- Born: October 7, 1986 (age 39) Houston, Texas, U.S.
- Occupation: Businessman
- Known for: CEO, Beauty Elite Group

= Basim Shami =

Palestinian businessman (born 1986)

Basim Shami (born October 7, 1986) is an American businessman. He started his career at Farouk Systems, a Houston-based haircare products company he founded.

==Early life and education==

Basim Shami was born on October 7, 1986, in Houston, Texas. Basim attended the Houston Baptist University from which he earned his Bachelor of Science, a degree in marketing, as well as a Master's degree in Human Resource Management.

==Career==
While he was studying, Basim worked at Farouk Systems.

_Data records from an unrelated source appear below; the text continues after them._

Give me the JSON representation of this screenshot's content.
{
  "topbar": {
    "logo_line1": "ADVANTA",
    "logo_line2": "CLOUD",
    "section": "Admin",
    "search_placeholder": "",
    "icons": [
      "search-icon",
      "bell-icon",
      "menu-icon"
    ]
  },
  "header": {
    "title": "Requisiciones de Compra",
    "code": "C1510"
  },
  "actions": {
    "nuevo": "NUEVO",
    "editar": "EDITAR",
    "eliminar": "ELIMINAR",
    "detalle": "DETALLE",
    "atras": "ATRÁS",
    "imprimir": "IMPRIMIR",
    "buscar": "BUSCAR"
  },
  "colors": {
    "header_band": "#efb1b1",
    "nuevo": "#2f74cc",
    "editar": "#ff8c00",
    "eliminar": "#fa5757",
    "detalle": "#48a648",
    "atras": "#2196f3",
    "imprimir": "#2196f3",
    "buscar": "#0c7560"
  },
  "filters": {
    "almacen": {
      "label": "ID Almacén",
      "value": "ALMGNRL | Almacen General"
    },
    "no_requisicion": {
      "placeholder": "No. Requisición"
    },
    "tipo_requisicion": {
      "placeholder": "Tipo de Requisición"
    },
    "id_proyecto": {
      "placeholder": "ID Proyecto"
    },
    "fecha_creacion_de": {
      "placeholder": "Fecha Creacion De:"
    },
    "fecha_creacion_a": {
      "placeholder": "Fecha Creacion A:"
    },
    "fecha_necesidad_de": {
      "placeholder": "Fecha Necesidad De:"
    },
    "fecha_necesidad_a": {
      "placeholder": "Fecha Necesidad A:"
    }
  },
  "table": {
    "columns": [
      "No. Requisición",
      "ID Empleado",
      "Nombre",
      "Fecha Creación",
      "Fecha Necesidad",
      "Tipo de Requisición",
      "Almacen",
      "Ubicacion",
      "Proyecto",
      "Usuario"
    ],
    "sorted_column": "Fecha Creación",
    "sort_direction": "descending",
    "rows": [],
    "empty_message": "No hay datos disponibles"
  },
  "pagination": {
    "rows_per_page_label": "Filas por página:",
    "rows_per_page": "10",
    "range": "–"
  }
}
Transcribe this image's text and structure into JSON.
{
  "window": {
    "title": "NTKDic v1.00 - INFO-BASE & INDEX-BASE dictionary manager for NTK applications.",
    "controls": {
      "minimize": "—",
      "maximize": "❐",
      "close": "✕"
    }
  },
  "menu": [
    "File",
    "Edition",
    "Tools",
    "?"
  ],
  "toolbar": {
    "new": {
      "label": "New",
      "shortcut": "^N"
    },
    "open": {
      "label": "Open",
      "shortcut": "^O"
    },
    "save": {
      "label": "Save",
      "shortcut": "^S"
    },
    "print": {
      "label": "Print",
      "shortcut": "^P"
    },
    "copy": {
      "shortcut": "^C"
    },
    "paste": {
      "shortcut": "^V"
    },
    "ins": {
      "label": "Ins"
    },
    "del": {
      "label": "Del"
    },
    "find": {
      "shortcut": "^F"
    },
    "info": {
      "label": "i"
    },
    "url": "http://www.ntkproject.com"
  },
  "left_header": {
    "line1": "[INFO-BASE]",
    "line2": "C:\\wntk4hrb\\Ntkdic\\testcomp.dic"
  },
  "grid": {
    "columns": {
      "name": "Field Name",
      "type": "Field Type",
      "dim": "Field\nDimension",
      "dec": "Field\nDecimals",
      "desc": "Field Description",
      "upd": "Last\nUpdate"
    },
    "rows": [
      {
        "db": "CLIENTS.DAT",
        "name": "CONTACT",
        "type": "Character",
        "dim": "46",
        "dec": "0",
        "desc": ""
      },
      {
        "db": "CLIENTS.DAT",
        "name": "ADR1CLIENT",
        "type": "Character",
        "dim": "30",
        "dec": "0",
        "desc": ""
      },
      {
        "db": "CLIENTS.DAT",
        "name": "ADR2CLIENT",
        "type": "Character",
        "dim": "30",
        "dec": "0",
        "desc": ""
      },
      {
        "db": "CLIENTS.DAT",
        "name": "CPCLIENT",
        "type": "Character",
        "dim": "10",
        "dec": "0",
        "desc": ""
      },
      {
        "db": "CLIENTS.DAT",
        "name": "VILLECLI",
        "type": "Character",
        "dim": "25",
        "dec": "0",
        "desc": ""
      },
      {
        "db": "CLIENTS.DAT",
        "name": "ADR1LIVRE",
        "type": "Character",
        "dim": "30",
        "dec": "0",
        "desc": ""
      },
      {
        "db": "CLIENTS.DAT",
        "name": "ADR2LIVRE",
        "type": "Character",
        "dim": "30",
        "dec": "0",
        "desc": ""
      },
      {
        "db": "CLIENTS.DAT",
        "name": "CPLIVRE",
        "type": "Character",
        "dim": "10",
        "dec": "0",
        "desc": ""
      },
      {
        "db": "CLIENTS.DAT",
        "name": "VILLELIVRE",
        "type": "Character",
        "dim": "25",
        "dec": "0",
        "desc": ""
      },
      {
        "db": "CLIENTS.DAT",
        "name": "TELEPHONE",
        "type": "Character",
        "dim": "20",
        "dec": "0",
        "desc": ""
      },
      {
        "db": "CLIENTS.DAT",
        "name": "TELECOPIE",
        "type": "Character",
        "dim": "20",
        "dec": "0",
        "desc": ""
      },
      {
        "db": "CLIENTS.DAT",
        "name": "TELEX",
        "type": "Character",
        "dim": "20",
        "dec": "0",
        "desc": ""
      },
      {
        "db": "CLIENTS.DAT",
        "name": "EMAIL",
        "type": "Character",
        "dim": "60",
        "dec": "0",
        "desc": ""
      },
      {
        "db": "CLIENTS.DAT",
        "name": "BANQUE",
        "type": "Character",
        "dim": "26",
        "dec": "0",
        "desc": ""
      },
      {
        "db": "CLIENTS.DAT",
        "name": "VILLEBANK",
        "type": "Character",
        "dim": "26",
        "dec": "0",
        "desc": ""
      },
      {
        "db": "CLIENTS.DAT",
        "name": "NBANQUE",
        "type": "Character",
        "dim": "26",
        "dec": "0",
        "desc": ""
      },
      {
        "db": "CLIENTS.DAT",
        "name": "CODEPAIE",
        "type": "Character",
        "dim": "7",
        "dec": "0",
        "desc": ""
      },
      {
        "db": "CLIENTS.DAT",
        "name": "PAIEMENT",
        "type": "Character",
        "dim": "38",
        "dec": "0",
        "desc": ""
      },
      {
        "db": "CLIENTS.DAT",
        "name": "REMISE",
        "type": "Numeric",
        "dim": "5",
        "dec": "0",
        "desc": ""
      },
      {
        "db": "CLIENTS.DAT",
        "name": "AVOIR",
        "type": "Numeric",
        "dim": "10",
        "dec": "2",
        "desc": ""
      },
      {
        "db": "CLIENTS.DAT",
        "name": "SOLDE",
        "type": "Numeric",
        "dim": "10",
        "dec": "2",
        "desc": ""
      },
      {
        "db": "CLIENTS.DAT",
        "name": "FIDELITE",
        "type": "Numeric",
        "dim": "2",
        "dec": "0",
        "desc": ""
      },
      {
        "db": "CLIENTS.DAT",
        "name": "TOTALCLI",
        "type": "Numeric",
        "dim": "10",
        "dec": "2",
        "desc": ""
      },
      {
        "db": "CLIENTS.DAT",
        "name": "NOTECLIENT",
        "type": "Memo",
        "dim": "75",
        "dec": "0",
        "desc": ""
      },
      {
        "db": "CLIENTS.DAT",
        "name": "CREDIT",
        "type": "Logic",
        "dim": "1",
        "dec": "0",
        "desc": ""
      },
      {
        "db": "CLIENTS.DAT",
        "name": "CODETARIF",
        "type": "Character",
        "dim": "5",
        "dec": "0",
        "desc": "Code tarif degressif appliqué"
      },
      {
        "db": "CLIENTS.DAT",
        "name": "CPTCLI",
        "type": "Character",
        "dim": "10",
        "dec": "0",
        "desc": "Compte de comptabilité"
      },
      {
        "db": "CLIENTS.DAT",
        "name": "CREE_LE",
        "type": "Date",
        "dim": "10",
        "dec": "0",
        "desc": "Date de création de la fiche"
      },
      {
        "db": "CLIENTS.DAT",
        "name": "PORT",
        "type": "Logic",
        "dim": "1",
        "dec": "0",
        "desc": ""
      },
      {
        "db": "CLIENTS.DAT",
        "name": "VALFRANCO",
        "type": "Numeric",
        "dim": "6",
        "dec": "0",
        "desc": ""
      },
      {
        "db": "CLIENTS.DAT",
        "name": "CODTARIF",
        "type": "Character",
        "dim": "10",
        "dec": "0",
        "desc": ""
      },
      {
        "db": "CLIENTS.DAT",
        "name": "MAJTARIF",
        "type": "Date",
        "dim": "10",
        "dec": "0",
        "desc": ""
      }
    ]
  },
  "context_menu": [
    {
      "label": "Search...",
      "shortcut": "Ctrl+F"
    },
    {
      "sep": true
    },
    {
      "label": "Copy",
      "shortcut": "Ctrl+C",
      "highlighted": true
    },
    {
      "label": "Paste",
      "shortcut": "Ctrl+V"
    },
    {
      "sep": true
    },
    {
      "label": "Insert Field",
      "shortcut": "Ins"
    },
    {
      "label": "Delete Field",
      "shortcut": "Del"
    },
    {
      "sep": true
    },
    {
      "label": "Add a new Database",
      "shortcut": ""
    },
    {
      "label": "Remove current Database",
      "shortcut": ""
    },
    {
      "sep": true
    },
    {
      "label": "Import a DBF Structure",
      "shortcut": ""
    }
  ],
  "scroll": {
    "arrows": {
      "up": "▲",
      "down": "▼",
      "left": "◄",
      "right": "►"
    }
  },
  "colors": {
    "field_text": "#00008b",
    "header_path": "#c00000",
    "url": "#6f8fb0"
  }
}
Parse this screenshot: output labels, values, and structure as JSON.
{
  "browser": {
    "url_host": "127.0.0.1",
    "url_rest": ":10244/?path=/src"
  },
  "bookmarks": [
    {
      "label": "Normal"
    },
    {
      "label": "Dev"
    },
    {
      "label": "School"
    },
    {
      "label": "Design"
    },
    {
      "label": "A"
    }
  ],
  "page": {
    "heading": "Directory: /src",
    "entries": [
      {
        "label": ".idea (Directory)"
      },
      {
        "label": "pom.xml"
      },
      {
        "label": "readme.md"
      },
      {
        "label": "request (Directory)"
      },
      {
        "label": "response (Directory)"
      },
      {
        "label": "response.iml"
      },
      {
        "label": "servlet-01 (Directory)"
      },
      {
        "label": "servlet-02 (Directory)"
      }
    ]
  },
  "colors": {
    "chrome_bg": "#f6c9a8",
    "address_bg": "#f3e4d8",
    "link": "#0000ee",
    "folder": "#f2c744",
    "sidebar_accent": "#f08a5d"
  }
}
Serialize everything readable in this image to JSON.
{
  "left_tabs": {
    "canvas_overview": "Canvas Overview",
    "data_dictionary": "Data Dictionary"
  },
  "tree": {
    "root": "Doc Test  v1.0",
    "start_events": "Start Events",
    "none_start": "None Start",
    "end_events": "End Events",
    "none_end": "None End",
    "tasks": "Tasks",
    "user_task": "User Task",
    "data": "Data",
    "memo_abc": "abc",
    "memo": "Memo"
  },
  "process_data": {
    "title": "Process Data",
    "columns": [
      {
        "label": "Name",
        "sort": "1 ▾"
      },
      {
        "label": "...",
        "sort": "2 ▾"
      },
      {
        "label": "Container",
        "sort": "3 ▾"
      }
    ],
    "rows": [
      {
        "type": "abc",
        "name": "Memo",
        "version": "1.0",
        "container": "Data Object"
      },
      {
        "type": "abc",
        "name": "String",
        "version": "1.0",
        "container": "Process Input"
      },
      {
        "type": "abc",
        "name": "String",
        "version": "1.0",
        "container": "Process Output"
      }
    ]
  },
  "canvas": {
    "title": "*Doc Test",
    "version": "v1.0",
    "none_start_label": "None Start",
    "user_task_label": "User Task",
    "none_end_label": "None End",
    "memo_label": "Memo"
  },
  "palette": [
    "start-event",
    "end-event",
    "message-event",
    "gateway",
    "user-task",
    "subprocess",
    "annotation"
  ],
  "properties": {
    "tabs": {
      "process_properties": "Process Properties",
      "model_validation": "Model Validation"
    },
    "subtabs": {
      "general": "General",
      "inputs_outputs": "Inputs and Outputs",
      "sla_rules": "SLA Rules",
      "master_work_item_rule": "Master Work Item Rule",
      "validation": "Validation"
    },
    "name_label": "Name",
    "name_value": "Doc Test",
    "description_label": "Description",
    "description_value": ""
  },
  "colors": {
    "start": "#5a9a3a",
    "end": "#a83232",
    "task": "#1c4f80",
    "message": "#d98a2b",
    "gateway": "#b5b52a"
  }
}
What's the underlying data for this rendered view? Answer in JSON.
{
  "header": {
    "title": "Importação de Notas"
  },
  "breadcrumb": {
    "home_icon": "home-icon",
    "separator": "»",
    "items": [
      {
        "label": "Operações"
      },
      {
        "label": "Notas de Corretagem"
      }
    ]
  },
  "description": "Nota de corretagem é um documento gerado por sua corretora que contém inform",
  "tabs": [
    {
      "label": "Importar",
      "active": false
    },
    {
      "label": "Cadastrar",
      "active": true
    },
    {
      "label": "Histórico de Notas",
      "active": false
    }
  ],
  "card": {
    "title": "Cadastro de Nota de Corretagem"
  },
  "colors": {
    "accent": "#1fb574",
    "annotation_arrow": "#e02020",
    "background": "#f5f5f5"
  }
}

After graduation he took more important roles in the company, and was responsible for marketing, logistics, and product development, and by 1995 he founded his own venture, Beauty Elite Group, which he has been its CEO since then. It had acquired some local companies such as BlowPro, Scruples, CAJ Beauty, Fuel Haircare and Pet Silk. Basim's involvement in Farouk Systems has been always active, as he has taken more roles until eventually becoming the company's CEO, and has been among the company's top executives, along with his father, Farouk, and his brother Rami. He has helped the company to launch new products and expanding its scale.

Basim Shami has been seen on Celebrity Apprentice, Univision, NBC and CNN as well as Miss Universe competition. He also served as a judge for the 2010 Miss Universe Pageant. He also has been involved in philanthropic activities.

He was selected as a finalist for the 2013 Ernst & Young Entrepreneur of the Year.